Vacanze sicure. Attenzione alle prenotazioni online e agli acconti in nero

Guida alla vacanza sicuraFedercontribuenti. ”state prenotandovi da soli la vacanza su internet? Fate attenzione alla casella sulla privacy, potete finire nella rete di pescatori senza scrupoli come questo nostro assistito: “ho ricevuto la raccomandata con richiesta recupero crediti da 5.300 euro. Ho notato che ci sono mie firme falsificate”. Inoltre occhio ”allecase vacanza pagate con acconto in nero”. Con i consigli della Federcontribuenti parti sicuro per la tua meta preferita

Quando prenotate una camera di albergo o un bungalow in un villaggio turistico in località estere sarebbe bene affidarsi alle strutture con sede legale dentro la UE e/o in Italia per le località nostrane, ”questo perché in caso di controversie potrete essere tutelati più facilmente anche in caso di sottrazione di denaro o di truffa in generale”.

Leggete bene come verranno usati i vostri dati personali: ”non tutti sanno che all’atto della prenotazione i dati personali raccolti verranno ceduti a terzi; di solito a società che si occupano di vendite di multiproprietà, di punti vacanza o time share. Avranno il vostro numero di telefono, l’indirizzo di residenza e il contenuto delle email utilizzate per la richiesta di preventivo e per la prenotazione. Sapranno anche cosa avete prenotato, per quanto tempo e quanto avete speso nella struttura; tutto questo per catalogare possibili clienti del ceto medio alto”. Non firmate nulla senza aver letto ogni parola.

Molti tornano dalle vacanze e scoprono di essere proprietari di un incubo molto costoso.

”Capita di ricevere una lettera di benvenuti nel Club mesi dopo il rientro”, di cosa si tratta?

”Di un vero raggiro a danno dei consumatori che si scopriranno titolari di una settimana all’anno di una stanza per le vacanze. Gli verranno chiesti soldi sia per l’acquisto, circa 15 mila euro, oltre a spese annue di gestione”.

Attenzione anche ai più blasonati motori di ricerca per case vacanze o alberghi.

”Basta andare su un qualunque sito di vendita o di prenotazioni per trovare annunci truffaldini, dove a pochi euro puoi avere la tua settimana da sogno.
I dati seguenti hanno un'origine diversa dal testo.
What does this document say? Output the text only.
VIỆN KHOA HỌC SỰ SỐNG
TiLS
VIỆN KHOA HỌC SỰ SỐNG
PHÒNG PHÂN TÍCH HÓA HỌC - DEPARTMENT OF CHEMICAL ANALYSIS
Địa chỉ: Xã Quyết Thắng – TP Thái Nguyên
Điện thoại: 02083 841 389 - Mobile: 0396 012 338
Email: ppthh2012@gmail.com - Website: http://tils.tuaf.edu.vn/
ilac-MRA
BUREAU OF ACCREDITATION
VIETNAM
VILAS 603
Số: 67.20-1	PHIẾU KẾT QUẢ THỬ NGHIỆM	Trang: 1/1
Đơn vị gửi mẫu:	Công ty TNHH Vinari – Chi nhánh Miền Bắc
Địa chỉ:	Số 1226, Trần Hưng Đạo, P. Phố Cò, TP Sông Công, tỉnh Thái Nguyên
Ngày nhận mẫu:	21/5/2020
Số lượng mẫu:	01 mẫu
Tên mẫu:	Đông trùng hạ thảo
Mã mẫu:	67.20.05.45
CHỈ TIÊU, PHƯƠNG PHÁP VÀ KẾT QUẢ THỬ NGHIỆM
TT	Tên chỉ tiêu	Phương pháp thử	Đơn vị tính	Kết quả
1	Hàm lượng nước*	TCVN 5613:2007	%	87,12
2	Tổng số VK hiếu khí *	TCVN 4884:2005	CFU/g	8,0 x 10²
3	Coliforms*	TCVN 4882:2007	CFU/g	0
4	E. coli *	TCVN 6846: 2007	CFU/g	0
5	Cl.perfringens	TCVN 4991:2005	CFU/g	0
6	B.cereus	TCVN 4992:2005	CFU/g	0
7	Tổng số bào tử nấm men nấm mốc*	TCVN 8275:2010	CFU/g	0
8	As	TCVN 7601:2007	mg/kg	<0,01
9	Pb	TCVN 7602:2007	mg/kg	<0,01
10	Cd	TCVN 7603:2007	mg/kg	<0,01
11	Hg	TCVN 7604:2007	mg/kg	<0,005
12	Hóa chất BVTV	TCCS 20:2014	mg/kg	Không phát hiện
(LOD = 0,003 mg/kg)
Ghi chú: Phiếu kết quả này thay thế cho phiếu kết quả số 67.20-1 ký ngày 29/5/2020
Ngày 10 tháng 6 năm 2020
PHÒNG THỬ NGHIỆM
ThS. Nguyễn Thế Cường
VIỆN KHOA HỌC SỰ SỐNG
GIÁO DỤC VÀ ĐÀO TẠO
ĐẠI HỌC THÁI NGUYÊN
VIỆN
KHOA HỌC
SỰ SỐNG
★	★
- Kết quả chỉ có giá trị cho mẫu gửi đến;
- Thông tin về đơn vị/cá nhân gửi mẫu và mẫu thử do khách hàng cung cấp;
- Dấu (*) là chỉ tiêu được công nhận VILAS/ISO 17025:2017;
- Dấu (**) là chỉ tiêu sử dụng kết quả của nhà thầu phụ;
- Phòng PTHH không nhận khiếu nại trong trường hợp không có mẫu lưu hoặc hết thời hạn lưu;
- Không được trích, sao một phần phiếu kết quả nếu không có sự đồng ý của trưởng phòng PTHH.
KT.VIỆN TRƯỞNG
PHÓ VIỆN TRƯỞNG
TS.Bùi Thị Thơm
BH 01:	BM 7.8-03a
Non essendoci più un mercato le multiproprietà vengono camuffate e messe sul mercato tramite questi siti in attesa del consumatore più ingenuo. Nei nostri uffici abbiamo un lungo elenco di queste società che si propongono di vendere o di rottamare la tua multiproprietà o di cancellarvi dall’elenco dei multiproprietari o soci del Club. Occhio alletruffe. A volte una telefonata a “Federcontribuenti” salva la vita e il portafoglio”.

A cosa vanno incontro i consumatori?

”Una multiproprietà con rogito o senza per i consumatori significa dover pagare somme salate. Cedere le proprie quote di multiproprietà o diritti vacanza comporta per il multiproprietario affidarsi a persone, si spera per bene, e poi sostenere tutte le spese per pratiche notarili (le multiproprietà immobiliari si cedono tramite rogito), amministrative e burocratiche per liberarsi di quanto acquistato”. Nemmeno le permute sono a costo zero, vi chiederanno il sovraprezzo.

Attenzione a chi vi telefona.

”Agenzie che vi telefonano per proporvi di rottamare, cancellare oppure di fare lo scambio con un’altra località, hanno solo lo scopo di monetizzare e a distanza di qualche anno scoprirete di non esservi liberati della vecchia ma, di dover pagare le spese di gestione per due multiproprietà. Altro problema ricorrente sono le società di gestione dei club, residence e/o alberghi che aumentano i costi della settimana e periodicamente chiedono somme importanti per spese di manutenzione straordinaria mai autorizzate dai singoli multiproprietari”.

Diffidate dagli studi legali spagnoli che vi dicono che la vostra multiproprietà vale qualche decina di migliaia di euro e di aver già il cliente interessato e poi in un paio di tranche vi spillano diverse migliaia di euro e poi spariscono. Ricordate che avete 10 anni, dal pagamento dell’ultima rata, per tentare di riavere indietroanche le rate della finanziaria, nei casi di acquisto di multiproprietà con finanziamento.

Nota dolente.

È usanza e cultura italica affittare le case vacanze per 15 o 30 giorni pagando in nero: ”il 75% delle case vacanze viene affittata in nero e circa il 25% dei consumatori è vittima di truffa. Chi paga una casa vacanze in nero non solo non può essere tutelato ma rischia nei riguardi del fisco conseguenze gravi. Quanti di voi vacanzieri denuncereste affitti in nero?”